“When will you be ready to begin?”

“When we dock at ’Frisco,” came the immediate response, “provided I be allowed time for an affair of my own, two months from now. A certain private in my old company will be discharged from the service then. I fancy he’ll land there, and I want to be waiting for him when he steps ashore.”

“A reprisal?” inquired Snowdon in a disappointed tone, but the other shook his head.

“He is the one man through whom there’s a chance of clearing my name,” Spurrier said slowly. “I hope it won’t call for violence.”


49

CHAPTER V

Private Grant had been bred of the blood of hatred and suckled in vindictiveness. He had come into being out of the heritage of feud fighting “foreparents,” and he thought in the terms of his ancestry.

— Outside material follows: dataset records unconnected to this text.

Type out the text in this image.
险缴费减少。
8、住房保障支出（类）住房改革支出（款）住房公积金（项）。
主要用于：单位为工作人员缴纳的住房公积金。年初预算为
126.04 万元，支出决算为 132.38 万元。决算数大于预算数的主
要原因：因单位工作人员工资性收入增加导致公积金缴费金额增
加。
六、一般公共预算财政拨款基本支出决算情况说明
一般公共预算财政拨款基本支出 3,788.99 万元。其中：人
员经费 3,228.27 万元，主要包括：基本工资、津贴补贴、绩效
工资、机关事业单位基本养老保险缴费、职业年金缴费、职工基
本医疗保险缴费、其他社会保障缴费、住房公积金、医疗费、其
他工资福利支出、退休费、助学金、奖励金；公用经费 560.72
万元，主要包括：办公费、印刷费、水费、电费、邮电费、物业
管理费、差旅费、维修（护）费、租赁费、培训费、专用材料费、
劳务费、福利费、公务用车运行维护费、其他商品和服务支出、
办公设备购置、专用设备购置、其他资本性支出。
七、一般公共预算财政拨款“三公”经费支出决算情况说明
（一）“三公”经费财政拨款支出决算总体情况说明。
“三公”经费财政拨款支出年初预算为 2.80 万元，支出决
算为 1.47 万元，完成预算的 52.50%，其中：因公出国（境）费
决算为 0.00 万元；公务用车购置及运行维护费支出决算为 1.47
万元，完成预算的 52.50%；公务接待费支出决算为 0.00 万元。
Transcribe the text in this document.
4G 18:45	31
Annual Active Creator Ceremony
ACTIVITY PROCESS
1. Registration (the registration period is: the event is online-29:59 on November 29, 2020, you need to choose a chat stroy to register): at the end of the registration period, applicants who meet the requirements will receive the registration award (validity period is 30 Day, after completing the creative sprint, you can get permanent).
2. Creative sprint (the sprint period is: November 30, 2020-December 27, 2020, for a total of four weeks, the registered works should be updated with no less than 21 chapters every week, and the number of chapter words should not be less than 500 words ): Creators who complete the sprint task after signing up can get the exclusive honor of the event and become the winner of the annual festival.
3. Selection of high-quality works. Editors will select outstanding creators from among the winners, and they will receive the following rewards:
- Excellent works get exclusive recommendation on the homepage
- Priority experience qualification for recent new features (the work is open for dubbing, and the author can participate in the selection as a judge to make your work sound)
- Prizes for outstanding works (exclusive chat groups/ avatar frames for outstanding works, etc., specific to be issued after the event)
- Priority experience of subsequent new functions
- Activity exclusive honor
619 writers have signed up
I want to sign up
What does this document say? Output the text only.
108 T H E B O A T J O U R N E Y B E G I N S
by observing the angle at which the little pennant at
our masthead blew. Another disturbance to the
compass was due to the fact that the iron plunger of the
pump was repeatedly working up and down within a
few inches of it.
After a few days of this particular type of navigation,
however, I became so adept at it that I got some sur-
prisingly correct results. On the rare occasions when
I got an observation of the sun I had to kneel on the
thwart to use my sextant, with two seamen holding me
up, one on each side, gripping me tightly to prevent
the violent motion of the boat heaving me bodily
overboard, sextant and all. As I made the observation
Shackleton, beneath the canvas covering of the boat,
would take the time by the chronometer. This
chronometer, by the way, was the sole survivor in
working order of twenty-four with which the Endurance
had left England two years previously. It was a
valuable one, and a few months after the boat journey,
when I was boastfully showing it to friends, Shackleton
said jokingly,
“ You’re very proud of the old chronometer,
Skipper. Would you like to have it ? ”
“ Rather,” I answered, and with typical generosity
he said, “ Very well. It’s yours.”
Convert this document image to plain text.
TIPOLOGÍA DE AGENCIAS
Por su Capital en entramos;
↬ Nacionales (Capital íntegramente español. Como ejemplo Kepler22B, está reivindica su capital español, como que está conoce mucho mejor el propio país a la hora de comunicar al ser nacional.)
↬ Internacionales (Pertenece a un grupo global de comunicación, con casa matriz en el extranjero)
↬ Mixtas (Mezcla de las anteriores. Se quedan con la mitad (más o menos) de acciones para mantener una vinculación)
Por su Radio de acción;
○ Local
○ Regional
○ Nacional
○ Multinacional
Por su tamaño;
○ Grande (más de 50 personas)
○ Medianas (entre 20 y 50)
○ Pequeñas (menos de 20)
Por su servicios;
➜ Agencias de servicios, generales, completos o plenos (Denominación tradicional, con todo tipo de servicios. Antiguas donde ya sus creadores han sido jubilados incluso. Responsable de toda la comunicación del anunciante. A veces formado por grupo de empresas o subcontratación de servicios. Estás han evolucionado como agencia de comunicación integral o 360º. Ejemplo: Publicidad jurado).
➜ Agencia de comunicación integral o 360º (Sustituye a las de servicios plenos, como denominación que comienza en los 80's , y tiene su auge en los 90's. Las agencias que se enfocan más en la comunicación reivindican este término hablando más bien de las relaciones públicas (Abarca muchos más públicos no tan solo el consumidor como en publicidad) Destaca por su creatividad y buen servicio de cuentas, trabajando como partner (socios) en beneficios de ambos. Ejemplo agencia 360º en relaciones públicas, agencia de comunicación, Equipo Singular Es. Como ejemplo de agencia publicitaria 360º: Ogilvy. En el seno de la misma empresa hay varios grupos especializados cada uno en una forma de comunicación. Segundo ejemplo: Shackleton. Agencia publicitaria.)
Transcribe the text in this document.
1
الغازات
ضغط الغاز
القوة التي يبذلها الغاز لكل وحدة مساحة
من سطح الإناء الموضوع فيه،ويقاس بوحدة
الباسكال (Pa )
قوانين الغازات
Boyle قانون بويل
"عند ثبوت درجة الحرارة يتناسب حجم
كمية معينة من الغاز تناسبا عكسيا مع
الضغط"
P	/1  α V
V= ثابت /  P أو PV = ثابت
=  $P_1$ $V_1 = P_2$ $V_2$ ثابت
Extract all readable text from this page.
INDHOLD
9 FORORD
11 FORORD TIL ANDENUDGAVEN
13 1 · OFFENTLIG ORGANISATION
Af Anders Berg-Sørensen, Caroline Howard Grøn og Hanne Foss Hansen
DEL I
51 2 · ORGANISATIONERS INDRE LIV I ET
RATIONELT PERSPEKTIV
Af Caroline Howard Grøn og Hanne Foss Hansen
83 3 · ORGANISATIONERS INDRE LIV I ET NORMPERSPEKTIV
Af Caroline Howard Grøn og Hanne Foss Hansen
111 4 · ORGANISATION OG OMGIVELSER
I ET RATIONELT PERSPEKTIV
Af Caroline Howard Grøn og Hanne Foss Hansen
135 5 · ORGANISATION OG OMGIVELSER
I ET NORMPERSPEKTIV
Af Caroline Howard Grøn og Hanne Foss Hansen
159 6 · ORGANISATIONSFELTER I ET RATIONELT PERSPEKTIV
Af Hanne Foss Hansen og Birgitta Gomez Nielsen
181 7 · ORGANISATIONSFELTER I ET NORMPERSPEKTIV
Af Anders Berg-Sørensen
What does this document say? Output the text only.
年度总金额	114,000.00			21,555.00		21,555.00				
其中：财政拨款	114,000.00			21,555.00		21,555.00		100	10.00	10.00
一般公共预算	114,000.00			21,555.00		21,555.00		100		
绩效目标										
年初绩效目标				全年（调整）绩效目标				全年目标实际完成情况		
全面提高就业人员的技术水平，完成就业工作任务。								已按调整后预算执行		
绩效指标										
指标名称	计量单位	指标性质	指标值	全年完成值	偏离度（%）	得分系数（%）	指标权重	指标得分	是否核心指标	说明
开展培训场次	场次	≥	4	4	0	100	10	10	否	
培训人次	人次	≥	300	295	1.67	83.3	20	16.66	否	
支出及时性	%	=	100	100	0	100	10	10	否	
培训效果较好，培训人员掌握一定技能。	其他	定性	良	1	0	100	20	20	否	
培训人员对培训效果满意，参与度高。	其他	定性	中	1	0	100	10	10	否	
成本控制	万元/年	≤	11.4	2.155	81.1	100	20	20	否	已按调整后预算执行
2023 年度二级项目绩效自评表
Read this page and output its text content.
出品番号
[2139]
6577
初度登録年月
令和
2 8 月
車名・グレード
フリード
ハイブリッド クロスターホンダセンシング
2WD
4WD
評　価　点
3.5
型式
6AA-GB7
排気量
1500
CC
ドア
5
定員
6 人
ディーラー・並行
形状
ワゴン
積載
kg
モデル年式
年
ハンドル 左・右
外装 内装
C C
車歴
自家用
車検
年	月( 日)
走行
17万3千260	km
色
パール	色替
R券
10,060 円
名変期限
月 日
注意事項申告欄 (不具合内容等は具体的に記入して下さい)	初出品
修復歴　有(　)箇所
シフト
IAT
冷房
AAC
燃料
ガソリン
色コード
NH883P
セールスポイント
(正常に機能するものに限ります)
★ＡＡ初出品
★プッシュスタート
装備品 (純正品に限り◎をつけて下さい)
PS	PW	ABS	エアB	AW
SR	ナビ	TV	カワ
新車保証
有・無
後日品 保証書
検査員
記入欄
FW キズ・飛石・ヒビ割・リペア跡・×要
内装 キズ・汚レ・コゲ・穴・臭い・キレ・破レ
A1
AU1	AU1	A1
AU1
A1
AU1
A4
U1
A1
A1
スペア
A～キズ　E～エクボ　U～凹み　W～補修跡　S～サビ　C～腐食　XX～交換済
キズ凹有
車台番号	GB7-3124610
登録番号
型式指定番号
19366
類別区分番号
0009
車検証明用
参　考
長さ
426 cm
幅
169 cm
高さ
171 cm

When he had fled into the jungle beyond the island village, though he had been demented and enfeebled, the instinct of a race that had often “hidden out” guided him. That instinct and chance had led him to a native house where his disloyalty gave him a welcome, and there he had found sanctuary until his fever subsided and he emerged cadaverous, but free. Word had filtered through to him there of Spurrier’s court-martial and its result.

In the course of time, fever-wasted yet restored out of his semi-lunacy, he had made his way furtively but successfully toward Manila and there he had supplemented the sketchy fragments of information with which his disloyal native friends had been able to provide him.